A loaf of bread will cost South African consumers nearly R1 more to buy at the till following the approval of an increase in the import duty on wheat, according to the National Chamber of Milling.

Wheat import tariffs rose to a record R1,591.40 per tonne this week, from R1,224.31 previously, following a decline in the international wheat prices.

"Direct overall impact of R1,591.40 per tonne import duty on the bread price is estimated at 99.5c per loaf of bread," executive director at the chamber, Boikanyo Mokgatle, said.

The chamber represents big food producers such as Tiger Brands, which are saddled with cost pressures from the weaker rand and after-effects of the drought.

Import duty on wheat, which was introduced in October 2014, has increased by more than 900% in almost two years from R157 per tonne.

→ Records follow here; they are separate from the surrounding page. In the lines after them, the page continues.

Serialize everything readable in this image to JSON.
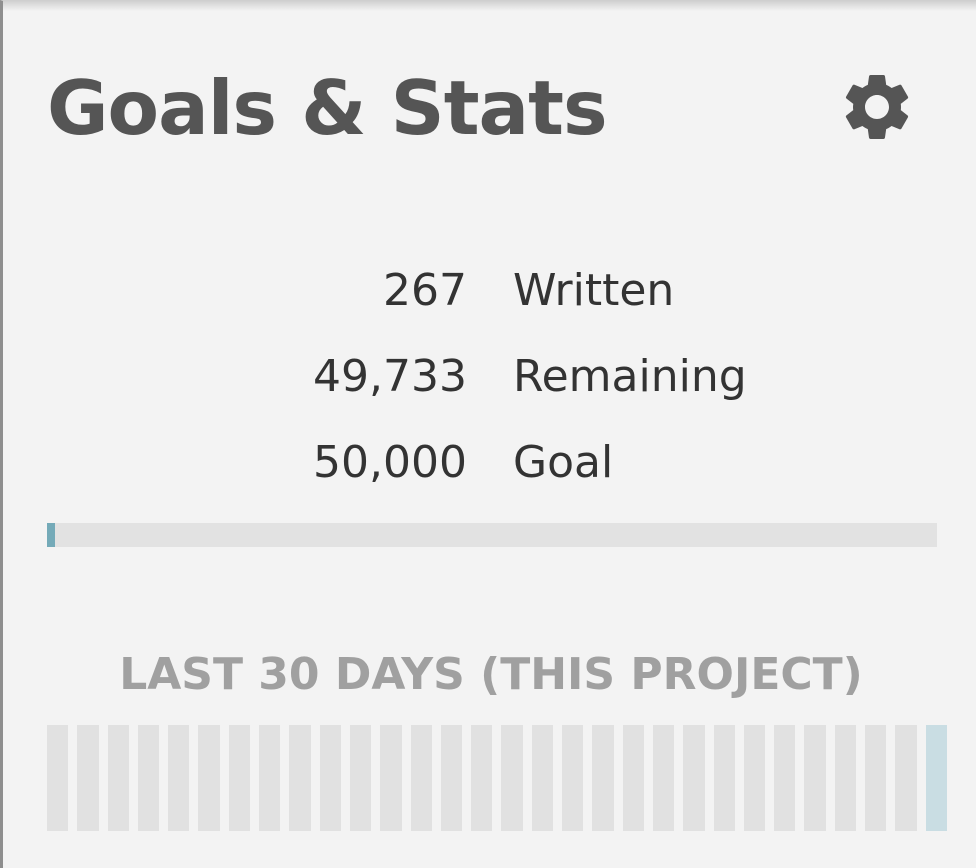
{
  "panel": {
    "title": "Goals & Stats",
    "settings_icon": "gear-icon"
  },
  "stats": [
    {
      "value": "267",
      "label": "Written"
    },
    {
      "value": "49,733",
      "label": "Remaining"
    },
    {
      "value": "50,000",
      "label": "Goal"
    }
  ],
  "progress": {
    "fraction": 0.00534,
    "fill_color": "#74aab8",
    "track_color": "#e2e2e2"
  },
  "history": {
    "heading": "LAST 30 DAYS (THIS PROJECT)",
    "days": [
      0,
      0,
      0,
      0,
      0,
      0,
      0,
      0,
      0,
      0,
      0,
      0,
      0,
      0,
      0,
      0,
      0,
      0,
      0,
      0,
      0,
      0,
      0,
      0,
      0,
      0,
      0,
      0,
      0,
      1
    ],
    "bar_color": "#e1e1e1",
    "active_bar_color": "#c9dde3"
  }
}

"On the contrary, domestic production has not equally responded to the ever-increasing protection levels. The National Chamber of Milling is concerned about the impact of exorbitantly high wheat import duty on the price of bread and other related products," Mokgatle said.

But Agricultural Business Chamber head of economic and agribusiness intelligence Wandile Sihlobo said the import duties in principle were meant to support local farmers against imports of subsidised wheat.

"In other words, it is not aimed at increasing the domestic wheat prices, but rather to ensure that (domestic) wheat prices remain viable, and prevent prices from falling to levels that make local production uncompetitive amid a distorted global trade environment."

SA is a net importer of wheat, which is used as an input in the production of a number of food products.

"The tariff level … implemented today constitutes 38% of the overall wheat price. This is an additional total import cost burden of about R3.2bn to the food processing industry payable as wheat import duties," the chamber said.